Each section has how many free pages, present pages there are. At the end of the section there is the start_pfn that shows us the physical address of the beginning of the zone.

Thus we can approximate the physical address space of our system by using the start_pfn * PAGE_SIZE and also using the number of present pages.

NUMA Linux Memory Allocation

Scope of Memory Policies

System Default Policy

Hard coded into the kernel. On system boot it uses interleaved. After bootup it uses local allocation.

Task/Process Policy

Per task policy. Task policies are inherited to child processes. Thus applications like numactl uses this property to propogate the task policy to the child process.

In multi-threaded situation where other threads exist only the thread that calls the MEMORY_POLICY_APIS will set its memory policy. All other exisitng threads will retain the prior policy.

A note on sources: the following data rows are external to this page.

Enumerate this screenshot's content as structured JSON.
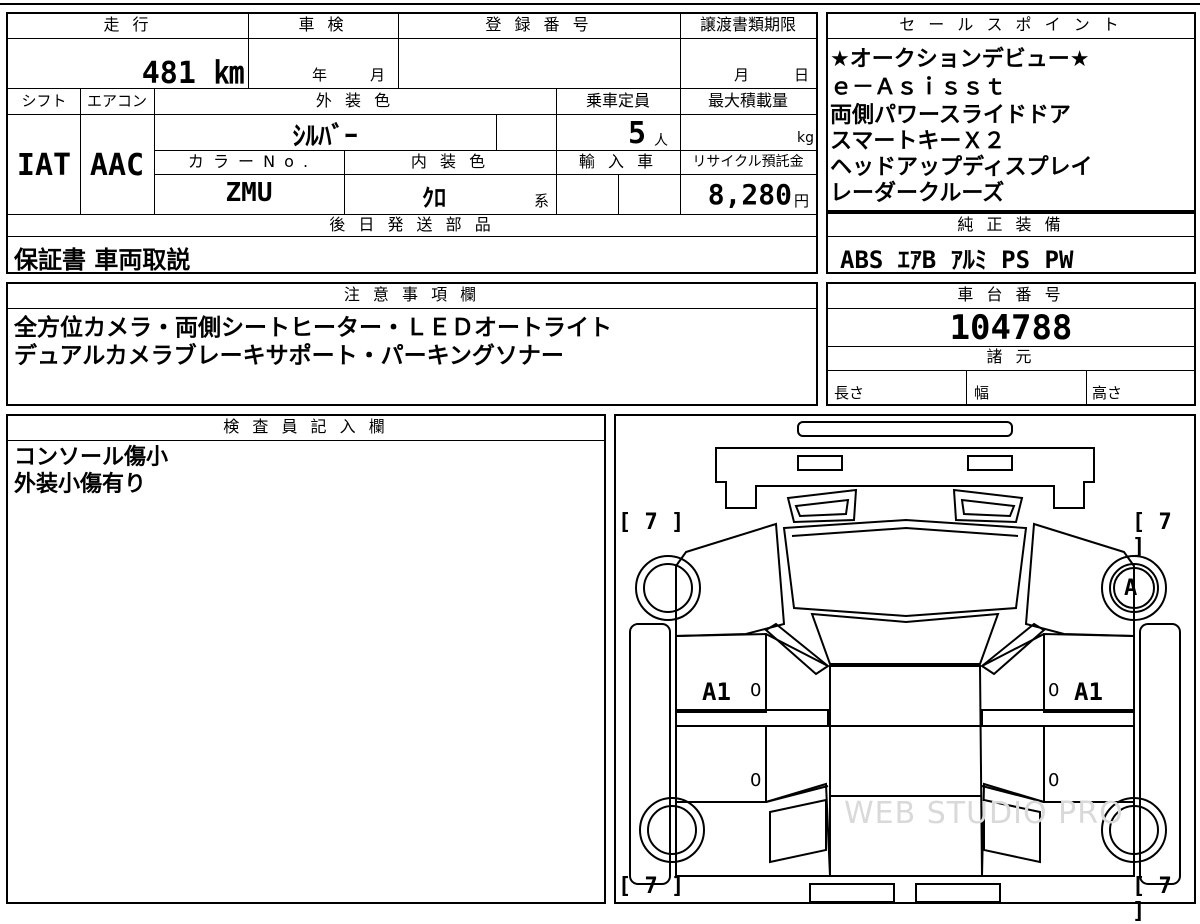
{
  "top_table": {
    "mileage": {
      "header": "走 行",
      "value": "481 ㎞"
    },
    "shaken": {
      "header": "車 検",
      "year_label": "年",
      "month_label": "月"
    },
    "registration": {
      "header": "登 録 番 号"
    },
    "transfer_deadline": {
      "header": "譲渡書類期限",
      "month_label": "月",
      "day_label": "日"
    },
    "shift": {
      "header": "シフト",
      "value": "IAT"
    },
    "aircon": {
      "header": "エアコン",
      "value": "AAC"
    },
    "exterior_color": {
      "header": "外 装 色",
      "value": "ｼﾙﾊﾞｰ"
    },
    "capacity": {
      "header": "乗車定員",
      "value": "5",
      "unit": "人"
    },
    "max_load": {
      "header": "最大積載量",
      "unit": "kg"
    },
    "color_no": {
      "header": "カ ラ ー N o .",
      "value": "ZMU"
    },
    "interior_color": {
      "header": "内 装 色",
      "value": "ｸﾛ",
      "suffix": "系"
    },
    "import": {
      "header": "輸 入 車"
    },
    "recycle": {
      "header": "リサイクル預託金",
      "value": "8,280",
      "unit": "円"
    },
    "later_parts": {
      "header": "後 日 発 送 部 品",
      "value": "保証書 車両取説"
    }
  },
  "sales_points": {
    "header": "セ ー ル ス ポ イ ン ト",
    "lines": [
      "★オークションデビュー★",
      "ｅ－Ａｓｉｓｓｔ",
      "両側パワースライドドア",
      "スマートキーＸ２",
      "ヘッドアップディスプレイ",
      "レーダークルーズ"
    ]
  },
  "standard_equipment": {
    "header": "純 正 装 備",
    "value": "ABS ｴｱB ｱﾙﾐ PS PW"
  },
  "notes": {
    "header": "注 意 事 項 欄",
    "lines": [
      "全方位カメラ・両側シートヒーター・ＬＥＤオートライト",
      "デュアルカメラブレーキサポート・パーキングソナー"
    ]
  },
  "chassis": {
    "header": "車 台 番 号",
    "value": "104788"
  },
  "specs": {
    "header": "諸 元",
    "length": "長さ",
    "width": "幅",
    "height": "高さ"
  },
  "inspector": {
    "header": "検 査 員 記 入 欄",
    "lines": [
      "コンソール傷小",
      "外装小傷有り"
    ]
  },
  "diagram": {
    "tire_tl": "[ 7 ]",
    "tire_tr": "[ 7 ]",
    "tire_bl": "[ 7 ]",
    "tire_br": "[ 7 ]",
    "mark_front_right_wheel": "A",
    "mark_left_front_door": "A1",
    "mark_right_front_door": "A1",
    "zero": "0",
    "watermark": "WEB STUDIO PRO"
  }
}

The policy only affects memory allocation after the time the policy is set. All allocations before the change are not affected.

VMA Policy

Only applies to anonymous pages. File mapped VMAs will ignore the VMA policy if it is set to MAP_SHARED. If it is MAP_PRIVATE VMA policy will only be enforced on a write to the mapping (CoW).

VMA policies are shared by threads of the same address space. VMA policies do not persist accross exec() calls (as the address pace is wiped)

Shared Policy

Similar to VMA policy but it is shared among processes. Some more details, but skipped due to irrelevance to my work.

Memory Policies

Default Mode

Specifies the current scope does not follow a policy, fall back to larger scope’s policy. At the root it’ll follow the system policy.

Bind Mode

Memory allocated from the nodes specified by the policy. Proximity is considered first, and if enough free space exists for the closest memory node (to the allocation requestor) it’ll be granted

Preferred Mode

Allocation will be attempted from the preferred (single) node. If it fails, the nodes will be searched for free space in nearest first fashion.
Local allocation is a preferred mode where the node that initiates a page fault is the preferred node.

Interleaved Mode

For Anonymous/shared pages: Node set is indexed using the page offset to the VMA. (Address % node_nums). The indexed node is requested for a page as in Preferered mode. And if it fails follows preferred mode style.

Page cache pages: A node counter is used to wrap around and try to spread out pages among the nodes (that are specified).

 

Reference: What is Linux Memory Policy